‘Bookwatch’ features story of Biltmore House
Published 12:00 am Thursday, September 19, 2019
Asheville author Denise Kiernan tells the story of the Biltmore House in “The Last Castle: The Epic Story of Love, Loss, and American Royalty in the Nation’s Largest Home,” on “North Carolina Bookwatch,” Sunday at 11 a.m., and Tuesday, Sept. 24, at 5 p.m. on UNC-TV.
With a reported area of 175,000 square feet, the Biltmore House is by far the largest privately owned house in the United States. It is also one of the country’s most visited attractions.
The mansion, with 250 rooms, is packed full of art, antiques, architecture, books, collections of vintage clothing and other accessories representative of the Gilded Age. On a typical day, thousands of visitors pay up to $75 for a one-time visit to the mansion, its gardens and winery. If it sounds expensive, it is a bargain compared to a trip to France to see something comparable.

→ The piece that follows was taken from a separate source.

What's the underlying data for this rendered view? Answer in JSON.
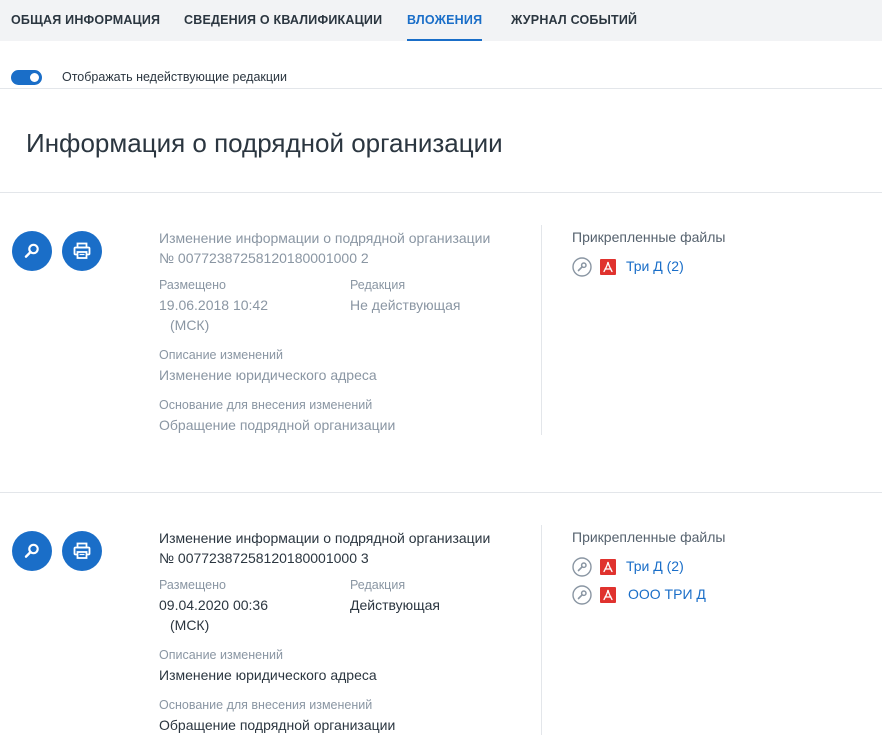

Kiernan tells how and why the Biltmore House was built and how its gradual transformation to a high-class tourist attraction made possible its survival.

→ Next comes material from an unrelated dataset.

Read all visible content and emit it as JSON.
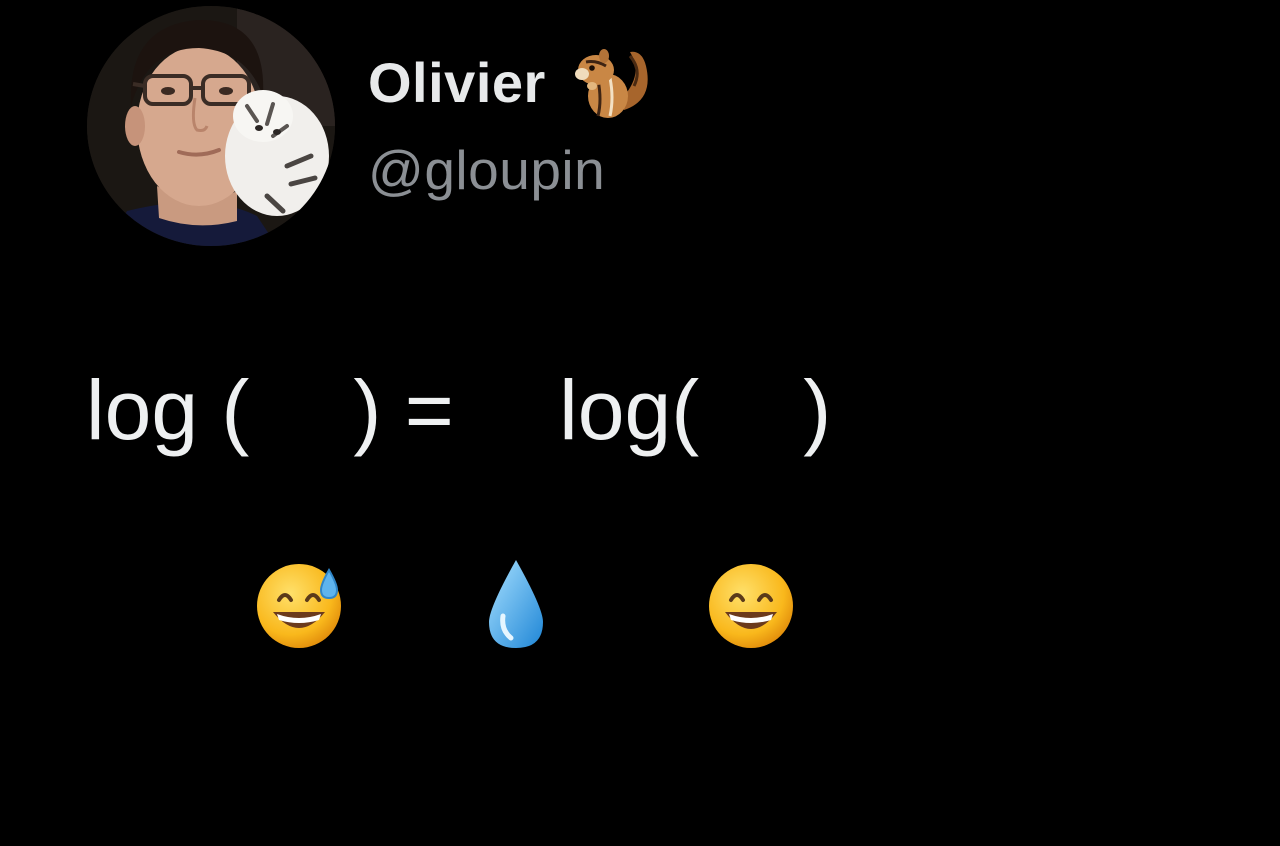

In 1888, George Washington Vanderbilt, a young wealthy bachelor, and his mother came to Asheville to take advantage of the healthy mountain air. On horseback rides around the surrounding mountains and forest, George was enthralled. Through agents, he began the secret and systematic purchase of thousands and then tens of thousands of forest and farmlands. Ultimately, more than 100,000 of these acres became the nucleus of the Pisgah National Forrest.

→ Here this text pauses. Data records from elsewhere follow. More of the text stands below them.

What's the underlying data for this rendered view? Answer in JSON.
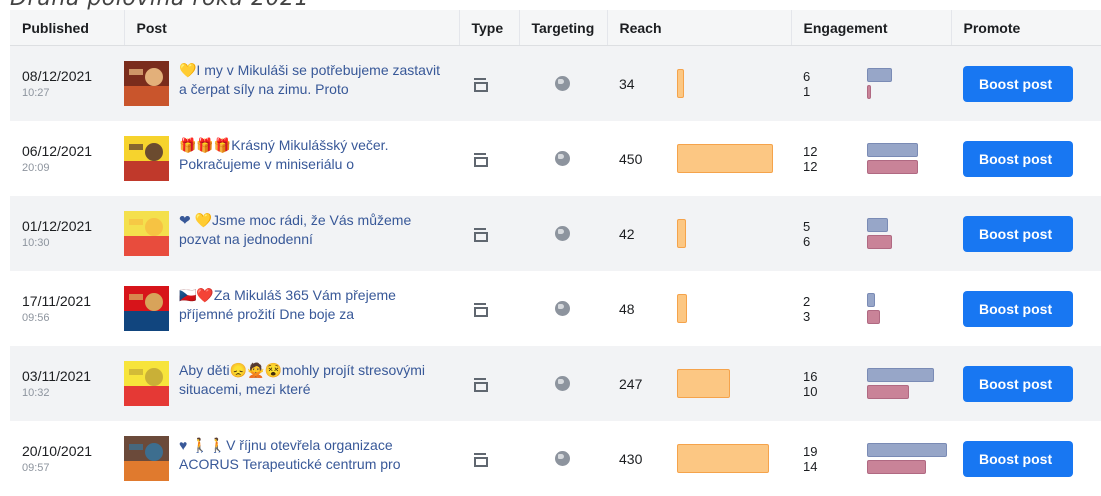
{
  "caption": "Druhá polovina roku 2021",
  "headers": {
    "published": "Published",
    "post": "Post",
    "type": "Type",
    "targeting": "Targeting",
    "reach": "Reach",
    "engagement": "Engagement",
    "promote": "Promote"
  },
  "boost_label": "Boost post",
  "reach_max": 450,
  "engagement_max": 19,
  "rows": [
    {
      "date": "08/12/2021",
      "time": "10:27",
      "text": "💛I my v Mikuláši se potřebujeme zastavit a čerpat síly na zimu. Proto",
      "thumb": [
        "#7a2c1c",
        "#c9552c",
        "#e3b07a"
      ],
      "reach": 34,
      "reach_label": "34",
      "eng1": 6,
      "eng2": 1,
      "eng1_label": "6",
      "eng2_label": "1"
    },
    {
      "date": "06/12/2021",
      "time": "20:09",
      "text": "🎁🎁🎁Krásný Mikulášský večer. Pokračujeme v miniseriálu o",
      "thumb": [
        "#f6d32d",
        "#c0392b",
        "#6b4b2f"
      ],
      "reach": 450,
      "reach_label": "450",
      "eng1": 12,
      "eng2": 12,
      "eng1_label": "12",
      "eng2_label": "12"
    },
    {
      "date": "01/12/2021",
      "time": "10:30",
      "text": "❤ 💛Jsme moc rádi, že Vás můžeme pozvat na jednodenní",
      "thumb": [
        "#f4e04d",
        "#e84c3d",
        "#f6c343"
      ],
      "reach": 42,
      "reach_label": "42",
      "eng1": 5,
      "eng2": 6,
      "eng1_label": "5",
      "eng2_label": "6"
    },
    {
      "date": "17/11/2021",
      "time": "09:56",
      "text": "🇨🇿❤️Za Mikuláš 365 Vám přejeme příjemné prožití Dne boje za",
      "thumb": [
        "#d7141a",
        "#11457e",
        "#d8a35a"
      ],
      "reach": 48,
      "reach_label": "48",
      "eng1": 2,
      "eng2": 3,
      "eng1_label": "2",
      "eng2_label": "3"
    },
    {
      "date": "03/11/2021",
      "time": "10:32",
      "text": "Aby děti😞🙅😵mohly projít stresovými situacemi, mezi které",
      "thumb": [
        "#f7e43b",
        "#e53935",
        "#c9b037"
      ],
      "reach": 247,
      "reach_label": "247",
      "eng1": 16,
      "eng2": 10,
      "eng1_label": "16",
      "eng2_label": "10"
    },
    {
      "date": "20/10/2021",
      "time": "09:57",
      "text": "♥ 🚶🚶V říjnu otevřela organizace ACORUS Terapeutické centrum pro",
      "thumb": [
        "#6b4a3a",
        "#e07a2e",
        "#3d6e8f"
      ],
      "reach": 430,
      "reach_label": "430",
      "eng1": 19,
      "eng2": 14,
      "eng1_label": "19",
      "eng2_label": "14"
    }
  ]
}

George also decided to build a home. The idea began modestly, but after a trip to the Loire Valley in France with the famed architect Richard Morris Hunt, plans expanded. The designer of Central Park, Frederick Law Olmsted, was brought on to design the landscape and Gifford Pinchot agreed to plan for the massive forests.
The house opened in 1895. Kiernan told me recently that it might have been simply a 275-room “man-cave” for the then aging George. In 1898 he married Edith Stuyvesant Dresser and in 1900 their daughter, Cornelia, was born at Biltmore.
Later, her sons, William and George, and their families took charge of the aging castle.